Wednesday, June 29, 2005

Are You Running a Content Site or a Link Farm?

I've done both. And I've decided that not only is running a content site more satisfying, it's also more profitable. How do you know if your site is a content site or an affiliate link farm though? James Martell tells you to build sites with a lot of content pages, but I've seen some of his sites, and honestly, a lot of them are affiliate link farms. Same with a lot of Site Build It! sites.

Here's the difference. The reason for a content site is the content. You might monetize the site by having affiliate links or other paid advertising on the site, but the reason people are there is to read the content. The content is unique. It's useful. It's worth reading, it's worth visiting, and it's worth bookmarking. Search engines will list it highly because users will like it.

An affiliate link farm might have "articles". But a lot of them are just re-hashes of other articles online. Even if you're not using a software like Articlebot, if the only reason your articles exist is to draw traffic to your website so that you can refer your visitor to some affiliate links, then your site is an affiliate link farm, not a content site. Even if you have 300 pages of "articles".

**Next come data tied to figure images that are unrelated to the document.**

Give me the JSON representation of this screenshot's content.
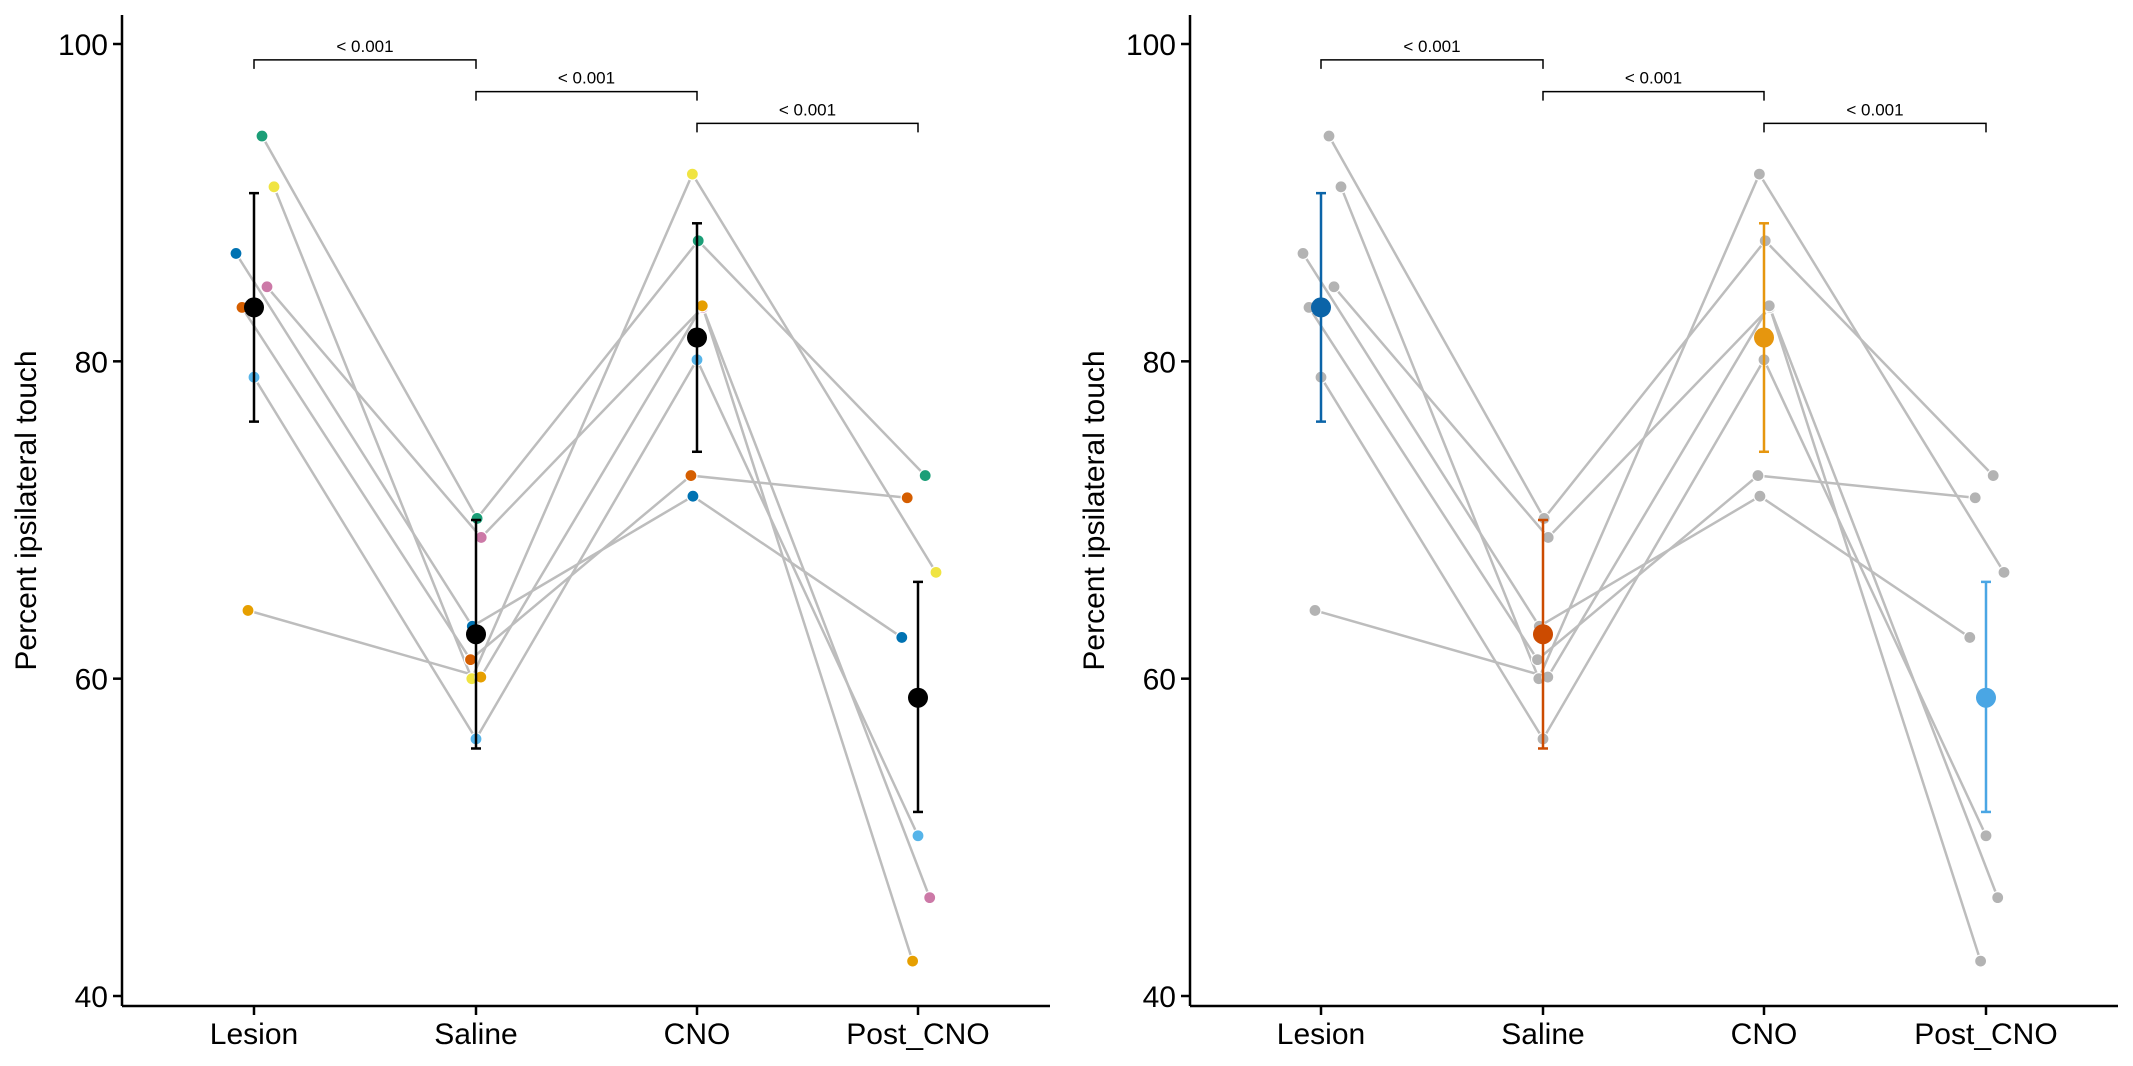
{
  "chart_data": [
    {
      "type": "scatter",
      "panel": "left",
      "title": "",
      "xlabel": "",
      "ylabel": "Percent ipsilateral touch",
      "categories": [
        "Lesion",
        "Saline",
        "CNO",
        "Post_CNO"
      ],
      "ylim": [
        39,
        102
      ],
      "yticks": [
        40,
        60,
        80,
        100
      ],
      "grid": false,
      "legend": "none",
      "subjects": [
        {
          "color": "#1b9e77",
          "values": [
            94.2,
            70.1,
            87.6,
            72.8
          ]
        },
        {
          "color": "#f0e442",
          "values": [
            91.0,
            60.0,
            91.8,
            66.7
          ]
        },
        {
          "color": "#0072b2",
          "values": [
            86.8,
            63.3,
            71.5,
            62.6
          ]
        },
        {
          "color": "#cc79a7",
          "values": [
            84.7,
            68.9,
            83.4,
            46.2
          ]
        },
        {
          "color": "#d55e00",
          "values": [
            83.4,
            61.2,
            72.8,
            71.4
          ]
        },
        {
          "color": "#56b4e9",
          "values": [
            79.0,
            56.2,
            80.1,
            50.1
          ]
        },
        {
          "color": "#e69f00",
          "values": [
            64.3,
            60.1,
            83.5,
            42.2
          ]
        }
      ],
      "means": [
        83.4,
        62.8,
        81.5,
        58.8
      ],
      "error_lower": [
        76.2,
        55.6,
        74.3,
        51.6
      ],
      "error_upper": [
        90.6,
        70.0,
        88.7,
        66.1
      ],
      "mean_colors": [
        "#000000",
        "#000000",
        "#000000",
        "#000000"
      ],
      "subject_style": "colored",
      "comparisons": [
        {
          "from": 0,
          "to": 1,
          "label": "< 0.001",
          "y": 99.0
        },
        {
          "from": 1,
          "to": 2,
          "label": "< 0.001",
          "y": 97.0
        },
        {
          "from": 2,
          "to": 3,
          "label": "< 0.001",
          "y": 95.0
        }
      ]
    },
    {
      "type": "scatter",
      "panel": "right",
      "title": "",
      "xlabel": "",
      "ylabel": "Percent ipsilateral touch",
      "categories": [
        "Lesion",
        "Saline",
        "CNO",
        "Post_CNO"
      ],
      "ylim": [
        39,
        102
      ],
      "yticks": [
        40,
        60,
        80,
        100
      ],
      "grid": false,
      "legend": "none",
      "subjects": [
        {
          "color": "#b3b3b3",
          "values": [
            94.2,
            70.1,
            87.6,
            72.8
          ]
        },
        {
          "color": "#b3b3b3",
          "values": [
            91.0,
            60.0,
            91.8,
            66.7
          ]
        },
        {
          "color": "#b3b3b3",
          "values": [
            86.8,
            63.3,
            71.5,
            62.6
          ]
        },
        {
          "color": "#b3b3b3",
          "values": [
            84.7,
            68.9,
            83.4,
            46.2
          ]
        },
        {
          "color": "#b3b3b3",
          "values": [
            83.4,
            61.2,
            72.8,
            71.4
          ]
        },
        {
          "color": "#b3b3b3",
          "values": [
            79.0,
            56.2,
            80.1,
            50.1
          ]
        },
        {
          "color": "#b3b3b3",
          "values": [
            64.3,
            60.1,
            83.5,
            42.2
          ]
        }
      ],
      "means": [
        83.4,
        62.8,
        81.5,
        58.8
      ],
      "error_lower": [
        76.2,
        55.6,
        74.3,
        51.6
      ],
      "error_upper": [
        90.6,
        70.0,
        88.7,
        66.1
      ],
      "mean_colors": [
        "#0b64a8",
        "#cc4b00",
        "#e6960e",
        "#4aa6e4"
      ],
      "subject_style": "gray",
      "comparisons": [
        {
          "from": 0,
          "to": 1,
          "label": "< 0.001",
          "y": 99.0
        },
        {
          "from": 1,
          "to": 2,
          "label": "< 0.001",
          "y": 97.0
        },
        {
          "from": 2,
          "to": 3,
          "label": "< 0.001",
          "y": 95.0
        }
      ]
    }
  ],
  "colors": {
    "connector_line": "#bdbdbd",
    "axis": "#000000",
    "text": "#000000"
  }
}
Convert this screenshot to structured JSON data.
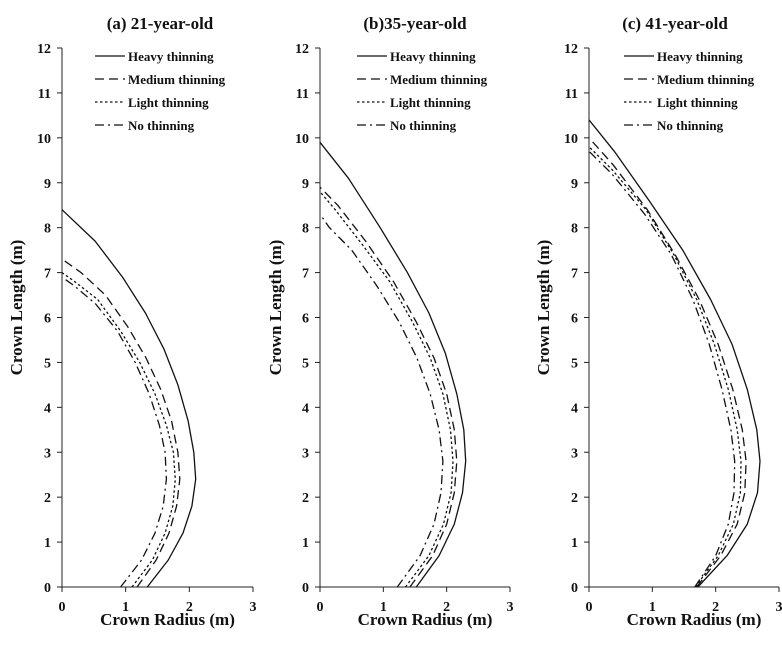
{
  "chart_data": [
    {
      "type": "line",
      "title": "(a) 21-year-old",
      "xlabel": "Crown Radius (m)",
      "ylabel": "Crown Length (m)",
      "xlim": [
        0,
        3
      ],
      "ylim": [
        0,
        12
      ],
      "xticks": [
        "0",
        "1",
        "2",
        "3"
      ],
      "yticks": [
        "0",
        "1",
        "2",
        "3",
        "4",
        "5",
        "6",
        "7",
        "8",
        "9",
        "10",
        "11",
        "12"
      ],
      "grid": false,
      "legend_position": "top-right",
      "series": [
        {
          "name": "Heavy thinning",
          "style": "solid",
          "x": [
            1.34,
            1.67,
            1.9,
            2.04,
            2.1,
            2.07,
            1.98,
            1.82,
            1.6,
            1.31,
            0.95,
            0.52,
            0.0
          ],
          "y": [
            0,
            0.6,
            1.2,
            1.8,
            2.4,
            3.0,
            3.7,
            4.5,
            5.3,
            6.1,
            6.9,
            7.7,
            8.4
          ]
        },
        {
          "name": "Medium thinning",
          "style": "dashed",
          "x": [
            1.18,
            1.48,
            1.68,
            1.8,
            1.85,
            1.82,
            1.72,
            1.55,
            1.32,
            1.03,
            0.68,
            0.3,
            0.0
          ],
          "y": [
            0,
            0.6,
            1.2,
            1.8,
            2.4,
            3.0,
            3.7,
            4.4,
            5.1,
            5.8,
            6.5,
            7.0,
            7.3
          ]
        },
        {
          "name": "Light thinning",
          "style": "dotted",
          "x": [
            1.1,
            1.42,
            1.62,
            1.74,
            1.78,
            1.75,
            1.64,
            1.46,
            1.22,
            0.92,
            0.56,
            0.2,
            0.0
          ],
          "y": [
            0,
            0.6,
            1.2,
            1.8,
            2.4,
            3.0,
            3.6,
            4.3,
            5.0,
            5.7,
            6.4,
            6.8,
            7.0
          ]
        },
        {
          "name": "No thinning",
          "style": "dashdot",
          "x": [
            0.92,
            1.25,
            1.46,
            1.59,
            1.64,
            1.62,
            1.53,
            1.37,
            1.15,
            0.87,
            0.53,
            0.2,
            0.0
          ],
          "y": [
            0,
            0.6,
            1.2,
            1.8,
            2.4,
            3.0,
            3.6,
            4.3,
            5.0,
            5.7,
            6.3,
            6.7,
            6.9
          ]
        }
      ]
    },
    {
      "type": "line",
      "title": "(b)35-year-old",
      "xlabel": "Crown Radius (m)",
      "ylabel": "Crown Length (m)",
      "xlim": [
        0,
        3
      ],
      "ylim": [
        0,
        12
      ],
      "xticks": [
        "0",
        "1",
        "2",
        "3"
      ],
      "yticks": [
        "0",
        "1",
        "2",
        "3",
        "4",
        "5",
        "6",
        "7",
        "8",
        "9",
        "10",
        "11",
        "12"
      ],
      "grid": false,
      "legend_position": "top-right",
      "series": [
        {
          "name": "Heavy thinning",
          "style": "solid",
          "x": [
            1.52,
            1.88,
            2.12,
            2.25,
            2.3,
            2.27,
            2.16,
            1.98,
            1.72,
            1.38,
            0.95,
            0.45,
            0.0
          ],
          "y": [
            0,
            0.7,
            1.4,
            2.1,
            2.8,
            3.5,
            4.3,
            5.2,
            6.1,
            7.0,
            8.0,
            9.1,
            9.9
          ]
        },
        {
          "name": "Medium thinning",
          "style": "dashed",
          "x": [
            1.42,
            1.78,
            2.0,
            2.12,
            2.16,
            2.12,
            2.0,
            1.8,
            1.52,
            1.16,
            0.72,
            0.28,
            0.0
          ],
          "y": [
            0,
            0.7,
            1.4,
            2.1,
            2.8,
            3.5,
            4.3,
            5.1,
            5.9,
            6.8,
            7.7,
            8.5,
            8.9
          ]
        },
        {
          "name": "Light thinning",
          "style": "dotted",
          "x": [
            1.35,
            1.72,
            1.95,
            2.07,
            2.1,
            2.06,
            1.94,
            1.74,
            1.46,
            1.1,
            0.68,
            0.24,
            0.0
          ],
          "y": [
            0,
            0.7,
            1.4,
            2.1,
            2.8,
            3.5,
            4.3,
            5.1,
            5.9,
            6.8,
            7.6,
            8.4,
            8.8
          ]
        },
        {
          "name": "No thinning",
          "style": "dashdot",
          "x": [
            1.22,
            1.58,
            1.8,
            1.91,
            1.94,
            1.88,
            1.74,
            1.53,
            1.25,
            0.9,
            0.5,
            0.15,
            0.0
          ],
          "y": [
            0,
            0.7,
            1.4,
            2.1,
            2.8,
            3.5,
            4.3,
            5.1,
            5.9,
            6.7,
            7.5,
            8.0,
            8.3
          ]
        }
      ]
    },
    {
      "type": "line",
      "title": "(c) 41-year-old",
      "xlabel": "Crown Radius (m)",
      "ylabel": "Crown Length (m)",
      "xlim": [
        0,
        3
      ],
      "ylim": [
        0,
        12
      ],
      "xticks": [
        "0",
        "1",
        "2",
        "3"
      ],
      "yticks": [
        "0",
        "1",
        "2",
        "3",
        "4",
        "5",
        "6",
        "7",
        "8",
        "9",
        "10",
        "11",
        "12"
      ],
      "grid": false,
      "legend_position": "top-right",
      "series": [
        {
          "name": "Heavy thinning",
          "style": "solid",
          "x": [
            1.72,
            2.18,
            2.5,
            2.66,
            2.7,
            2.65,
            2.5,
            2.26,
            1.92,
            1.48,
            0.95,
            0.4,
            0.0
          ],
          "y": [
            0,
            0.7,
            1.4,
            2.1,
            2.8,
            3.5,
            4.4,
            5.4,
            6.4,
            7.5,
            8.6,
            9.7,
            10.4
          ]
        },
        {
          "name": "Medium thinning",
          "style": "dashed",
          "x": [
            1.7,
            2.08,
            2.34,
            2.46,
            2.48,
            2.42,
            2.27,
            2.04,
            1.74,
            1.36,
            0.92,
            0.38,
            0.0
          ],
          "y": [
            0,
            0.7,
            1.4,
            2.1,
            2.8,
            3.5,
            4.4,
            5.4,
            6.4,
            7.4,
            8.4,
            9.4,
            10.0
          ]
        },
        {
          "name": "Light thinning",
          "style": "dotted",
          "x": [
            1.68,
            2.04,
            2.28,
            2.39,
            2.4,
            2.34,
            2.2,
            1.98,
            1.7,
            1.34,
            0.9,
            0.36,
            0.0
          ],
          "y": [
            0,
            0.7,
            1.4,
            2.1,
            2.8,
            3.5,
            4.4,
            5.4,
            6.4,
            7.4,
            8.4,
            9.3,
            9.8
          ]
        },
        {
          "name": "No thinning",
          "style": "dashdot",
          "x": [
            1.67,
            2.0,
            2.2,
            2.29,
            2.3,
            2.24,
            2.1,
            1.9,
            1.64,
            1.3,
            0.88,
            0.36,
            0.0
          ],
          "y": [
            0,
            0.7,
            1.4,
            2.1,
            2.8,
            3.5,
            4.4,
            5.4,
            6.4,
            7.4,
            8.3,
            9.2,
            9.7
          ]
        }
      ]
    }
  ]
}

I'm not drawing a moral distinction. I have good friends running affiliate link farms. Some of my own sites are still affiliate link farms. There is room on the internet for advertising, and even sites devoted solely to promoting advertising. Heck, that's why newspapers have classified's sections, and there are newspapers that are made up exclusively of classified's. So there's nothing wrong with having a website made up exclusively of advertising.

Just don't call it a rich content site, because it's not. And if you haven't tried it yet, give a rich content website a try and see if you make any money with it. I think you can, and I think you can make a lot of money with it.